Big Man’s shoulder blade bolsters recent analyses of 4.4-million-year-old Ardipithecus ramidus that also challenge traditional views of ancient hominids as chimplike (SN: 1/16/10, p. 22).

Estimates of Lucy’s build were based on comparisons to chimps and indicated to some scientists that she lacked the easy, straight-legged stride of people today. Haile-Selassie and his colleagues suspect that their final reconstruction of Big Man’s anatomy will provide a better model for assessing what Lucy looked like.

“Whatever we’ve been saying about afarensis based on Lucy was mostly wrong,” Haile-Selassie says. “The skeletal framework to enable efficient two-legged walking was established by the time her species had evolved.”

Lucy’s legs were short because of her small size, he adds. If Lucy had been as large as Big Man, her legs would have nearly equaled his in length, Haile-Selassie estimates.

 

Although lacking a skull and teeth, Big Man preserves most of the same skeletal parts as Lucy, as well as a nearly complete shoulder blade and a substantial part of the rib cage.

“This beautiful afarensis specimen confirms the unique skeletal shape of this species at a larger size than Lucy, in what appears to be a male,” remarks anthropologist Carol Ward of the University of Missouri in Columbia.

A long-standing debate over how well Lucy’s kind walked and whether they spent much time in the trees appears unlikely to abate as a result of Big Man’s discovery, though. “There’s nothing special I can see on this new find that will change anyone’s opinion” on how the species navigated the landscape, comments Harvard University anthropologist Daniel Lieberman.

 

Haile-Selassie’s team disagrees. Big Man demonstrates that A. afarensis spent most of the time on the ground, the researchers conclude.

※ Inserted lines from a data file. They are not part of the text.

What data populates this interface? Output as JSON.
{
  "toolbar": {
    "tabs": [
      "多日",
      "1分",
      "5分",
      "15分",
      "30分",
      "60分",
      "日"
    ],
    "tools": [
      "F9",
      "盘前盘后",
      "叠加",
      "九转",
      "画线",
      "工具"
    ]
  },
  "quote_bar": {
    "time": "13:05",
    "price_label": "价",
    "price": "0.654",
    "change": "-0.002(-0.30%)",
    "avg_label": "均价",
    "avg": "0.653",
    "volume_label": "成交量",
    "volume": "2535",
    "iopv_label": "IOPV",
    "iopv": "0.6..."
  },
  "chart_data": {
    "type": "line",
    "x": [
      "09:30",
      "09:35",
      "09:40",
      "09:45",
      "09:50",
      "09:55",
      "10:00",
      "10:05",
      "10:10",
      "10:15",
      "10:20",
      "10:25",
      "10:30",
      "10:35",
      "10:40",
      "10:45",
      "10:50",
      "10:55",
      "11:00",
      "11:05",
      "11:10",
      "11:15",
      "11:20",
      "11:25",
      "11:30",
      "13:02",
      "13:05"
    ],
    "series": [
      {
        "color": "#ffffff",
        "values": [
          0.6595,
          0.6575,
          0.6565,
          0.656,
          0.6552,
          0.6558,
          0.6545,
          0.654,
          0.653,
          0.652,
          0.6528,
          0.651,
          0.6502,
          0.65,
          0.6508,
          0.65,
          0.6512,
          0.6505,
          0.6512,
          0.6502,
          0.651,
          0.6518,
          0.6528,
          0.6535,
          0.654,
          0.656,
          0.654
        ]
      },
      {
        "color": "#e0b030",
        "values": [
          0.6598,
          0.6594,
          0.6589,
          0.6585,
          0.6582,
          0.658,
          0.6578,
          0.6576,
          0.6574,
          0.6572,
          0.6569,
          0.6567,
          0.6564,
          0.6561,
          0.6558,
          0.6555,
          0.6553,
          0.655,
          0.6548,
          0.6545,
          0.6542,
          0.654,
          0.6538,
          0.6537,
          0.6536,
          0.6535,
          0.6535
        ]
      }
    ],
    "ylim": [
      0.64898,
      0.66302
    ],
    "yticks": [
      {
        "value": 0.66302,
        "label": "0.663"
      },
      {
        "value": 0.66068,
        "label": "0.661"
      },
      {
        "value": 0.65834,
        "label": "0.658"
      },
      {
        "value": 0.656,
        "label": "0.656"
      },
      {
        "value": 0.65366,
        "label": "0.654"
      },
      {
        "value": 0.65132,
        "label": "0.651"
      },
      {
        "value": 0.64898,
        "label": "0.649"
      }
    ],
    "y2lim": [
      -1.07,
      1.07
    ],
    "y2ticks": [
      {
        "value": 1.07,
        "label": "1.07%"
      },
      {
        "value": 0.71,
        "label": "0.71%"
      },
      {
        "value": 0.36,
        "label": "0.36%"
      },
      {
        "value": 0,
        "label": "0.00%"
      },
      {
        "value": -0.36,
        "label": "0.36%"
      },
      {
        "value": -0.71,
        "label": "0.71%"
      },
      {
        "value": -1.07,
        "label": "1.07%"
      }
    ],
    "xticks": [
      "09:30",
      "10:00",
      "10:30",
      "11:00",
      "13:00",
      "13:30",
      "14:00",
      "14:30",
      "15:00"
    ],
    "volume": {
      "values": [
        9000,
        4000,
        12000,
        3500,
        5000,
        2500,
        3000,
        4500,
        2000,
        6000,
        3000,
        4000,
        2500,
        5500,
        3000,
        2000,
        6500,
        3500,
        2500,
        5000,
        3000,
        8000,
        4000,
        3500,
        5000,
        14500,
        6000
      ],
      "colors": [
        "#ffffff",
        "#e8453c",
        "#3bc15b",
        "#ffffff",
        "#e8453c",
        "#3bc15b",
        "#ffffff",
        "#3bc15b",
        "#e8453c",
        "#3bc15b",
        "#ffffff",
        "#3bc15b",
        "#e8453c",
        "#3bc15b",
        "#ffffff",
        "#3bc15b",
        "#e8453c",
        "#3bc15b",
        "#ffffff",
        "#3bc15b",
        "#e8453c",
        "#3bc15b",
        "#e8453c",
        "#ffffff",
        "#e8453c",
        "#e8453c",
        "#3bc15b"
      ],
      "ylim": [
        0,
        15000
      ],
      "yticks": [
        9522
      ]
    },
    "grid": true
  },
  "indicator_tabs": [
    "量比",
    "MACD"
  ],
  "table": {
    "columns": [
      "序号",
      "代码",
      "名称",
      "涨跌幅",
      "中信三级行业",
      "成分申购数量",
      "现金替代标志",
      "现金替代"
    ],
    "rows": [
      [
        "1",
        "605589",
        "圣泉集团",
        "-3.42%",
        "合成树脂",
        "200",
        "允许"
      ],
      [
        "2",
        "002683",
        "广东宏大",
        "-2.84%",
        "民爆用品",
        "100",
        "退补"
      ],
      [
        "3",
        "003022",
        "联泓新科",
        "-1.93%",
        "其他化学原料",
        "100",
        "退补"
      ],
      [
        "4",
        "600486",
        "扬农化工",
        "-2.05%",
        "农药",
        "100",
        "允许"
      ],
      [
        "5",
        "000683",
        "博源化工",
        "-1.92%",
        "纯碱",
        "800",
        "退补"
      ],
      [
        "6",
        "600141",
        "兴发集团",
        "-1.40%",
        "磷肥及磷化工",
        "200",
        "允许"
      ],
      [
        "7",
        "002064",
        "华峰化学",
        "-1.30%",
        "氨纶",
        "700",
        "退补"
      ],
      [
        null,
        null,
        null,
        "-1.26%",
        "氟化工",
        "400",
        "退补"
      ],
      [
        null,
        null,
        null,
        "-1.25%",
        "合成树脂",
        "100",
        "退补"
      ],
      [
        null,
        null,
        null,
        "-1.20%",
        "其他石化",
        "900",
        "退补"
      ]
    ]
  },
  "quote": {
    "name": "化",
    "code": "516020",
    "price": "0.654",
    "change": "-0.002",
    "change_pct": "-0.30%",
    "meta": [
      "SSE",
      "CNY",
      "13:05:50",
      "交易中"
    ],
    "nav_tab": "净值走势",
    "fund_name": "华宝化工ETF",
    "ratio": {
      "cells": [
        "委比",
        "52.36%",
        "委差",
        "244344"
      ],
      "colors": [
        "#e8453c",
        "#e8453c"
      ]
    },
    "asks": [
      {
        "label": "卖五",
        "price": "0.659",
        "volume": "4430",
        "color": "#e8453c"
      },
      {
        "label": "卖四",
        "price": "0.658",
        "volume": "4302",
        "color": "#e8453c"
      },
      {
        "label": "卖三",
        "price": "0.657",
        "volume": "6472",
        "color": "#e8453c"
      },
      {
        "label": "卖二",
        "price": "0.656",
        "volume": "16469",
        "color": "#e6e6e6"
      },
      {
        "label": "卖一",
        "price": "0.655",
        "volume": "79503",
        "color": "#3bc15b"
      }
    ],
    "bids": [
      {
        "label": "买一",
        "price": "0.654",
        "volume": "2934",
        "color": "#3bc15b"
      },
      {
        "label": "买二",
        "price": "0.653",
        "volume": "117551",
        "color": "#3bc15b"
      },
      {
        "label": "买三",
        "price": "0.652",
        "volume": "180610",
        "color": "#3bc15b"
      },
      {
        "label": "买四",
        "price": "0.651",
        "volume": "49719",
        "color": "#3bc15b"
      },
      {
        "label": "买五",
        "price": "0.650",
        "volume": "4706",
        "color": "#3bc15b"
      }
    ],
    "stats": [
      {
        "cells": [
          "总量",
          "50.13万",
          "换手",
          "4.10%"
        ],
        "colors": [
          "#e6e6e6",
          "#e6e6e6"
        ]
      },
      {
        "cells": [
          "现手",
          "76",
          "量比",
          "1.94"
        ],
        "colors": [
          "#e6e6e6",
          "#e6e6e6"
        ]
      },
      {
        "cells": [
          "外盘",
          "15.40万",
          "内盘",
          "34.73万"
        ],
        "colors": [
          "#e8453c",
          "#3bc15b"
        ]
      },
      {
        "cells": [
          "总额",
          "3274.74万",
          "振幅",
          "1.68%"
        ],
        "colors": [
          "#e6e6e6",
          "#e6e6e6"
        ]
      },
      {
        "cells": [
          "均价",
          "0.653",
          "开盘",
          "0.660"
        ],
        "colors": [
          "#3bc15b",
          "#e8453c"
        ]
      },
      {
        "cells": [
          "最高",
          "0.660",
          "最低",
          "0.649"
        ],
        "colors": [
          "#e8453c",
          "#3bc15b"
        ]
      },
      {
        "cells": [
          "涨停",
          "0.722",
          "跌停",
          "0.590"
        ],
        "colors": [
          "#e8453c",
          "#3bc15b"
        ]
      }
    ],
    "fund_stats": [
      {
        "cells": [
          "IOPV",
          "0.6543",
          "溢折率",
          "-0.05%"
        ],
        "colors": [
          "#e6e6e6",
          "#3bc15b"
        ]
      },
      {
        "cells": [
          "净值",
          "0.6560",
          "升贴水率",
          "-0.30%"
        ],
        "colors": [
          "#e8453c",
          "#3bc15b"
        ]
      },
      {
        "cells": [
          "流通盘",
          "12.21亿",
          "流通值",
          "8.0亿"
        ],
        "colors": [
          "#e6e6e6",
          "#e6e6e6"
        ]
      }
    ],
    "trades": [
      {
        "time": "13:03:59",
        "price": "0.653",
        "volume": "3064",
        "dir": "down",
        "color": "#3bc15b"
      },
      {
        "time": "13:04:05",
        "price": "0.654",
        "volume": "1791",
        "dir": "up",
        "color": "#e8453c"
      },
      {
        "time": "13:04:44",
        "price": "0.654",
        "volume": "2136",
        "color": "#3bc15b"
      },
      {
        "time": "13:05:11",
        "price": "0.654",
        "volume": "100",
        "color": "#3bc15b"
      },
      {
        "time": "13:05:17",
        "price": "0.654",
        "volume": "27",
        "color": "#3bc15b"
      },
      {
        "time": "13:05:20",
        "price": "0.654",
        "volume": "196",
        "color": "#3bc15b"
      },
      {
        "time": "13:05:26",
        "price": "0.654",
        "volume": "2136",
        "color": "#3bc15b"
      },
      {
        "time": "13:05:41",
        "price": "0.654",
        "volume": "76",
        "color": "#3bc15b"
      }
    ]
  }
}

“They were good walkers, but we don’t know how well they ran,” Haile-Selassie says. Big Man’s long-legged stride indicates that members of his species could have made 3.6-million-year-old footprints found more than 30 years ago at Laetoli, Tanzania (SN Online: 3/22/10), 

Anthropologist Owen Lovejoy of Kent State University in Ohio, a coauthor of the new paper, regards Big Man as having been an “excellent runner.” His pelvis supported humanlike hamstring muscles and, as indicated by the Laetoli footprints, his feet had arches, Lovejoy holds.

Fossil hominid skeletons as complete as Big Man “are few and far between,” says anthropologist William Jungers of Stony Brook University in New York. But the new find mostly confirms what was already known about Lucy, he asserts. Lucy’s kind, including Big Man, were decent tree climbers, even if they couldn’t hang from branches or swing from limb to limb as chimpanzees do, he says.

 

“Riddle me this,” asks Jungers in considering Hailie-Selassie’s emphasis on a ground-dwelling A. afarensis. “Where did they sleep? Did they wait for fruit to fall to the ground? Where did they go to escape predators?”

Groups of A. afarensis individuals must have devised ground-based strategies to ward off predators, Lovejoy responds. Some big cats would have negotiated trees better than Lucy’s kind, he notes.

Jungers also doubts Lovejoy and Haile-Selassie’s contention that a nearly humanlike gait had evolved in A. afarensis. Big Man includes only one nearly complete limb bone, from the lower left leg, which makes it difficult to estimate how long his legs were relative to his arms, Jungers contends.

Limb remains of hominid species that came after afarensis indicate that they evolved increasingly longer legs and a more efficient walking stance, Jungers adds.

 

In his view, hips conducive to walking slowly with legs wide apart evolved in an even earlier hominid, 6-million-year-old Orrorin tugenensis (SN: 3/29/08, p. 205

] and characterized later Australopithecus species, including Lucy’s kind.

Haile-Selassie counters that features of Big Man’s pelvis related to walking closely resemble those of a 1.4-million to 900,000-year-old female Homo erectus from another Ethiopian site (SN: 12/6/08, p. 14). 

Big Man’s legs also demonstrate that the comparably long legs of nearly 2-million-year-old South African hominids don’t represent a transition to the Homo genus (SN: 5/8/10, p. 14), Haile-Selassie asserts.

Haile-Selassie doubts that additional pieces of Big Man’s skeleton will turn up. “If anything more was there, we would have found it by now,” he says with a resigned laugh.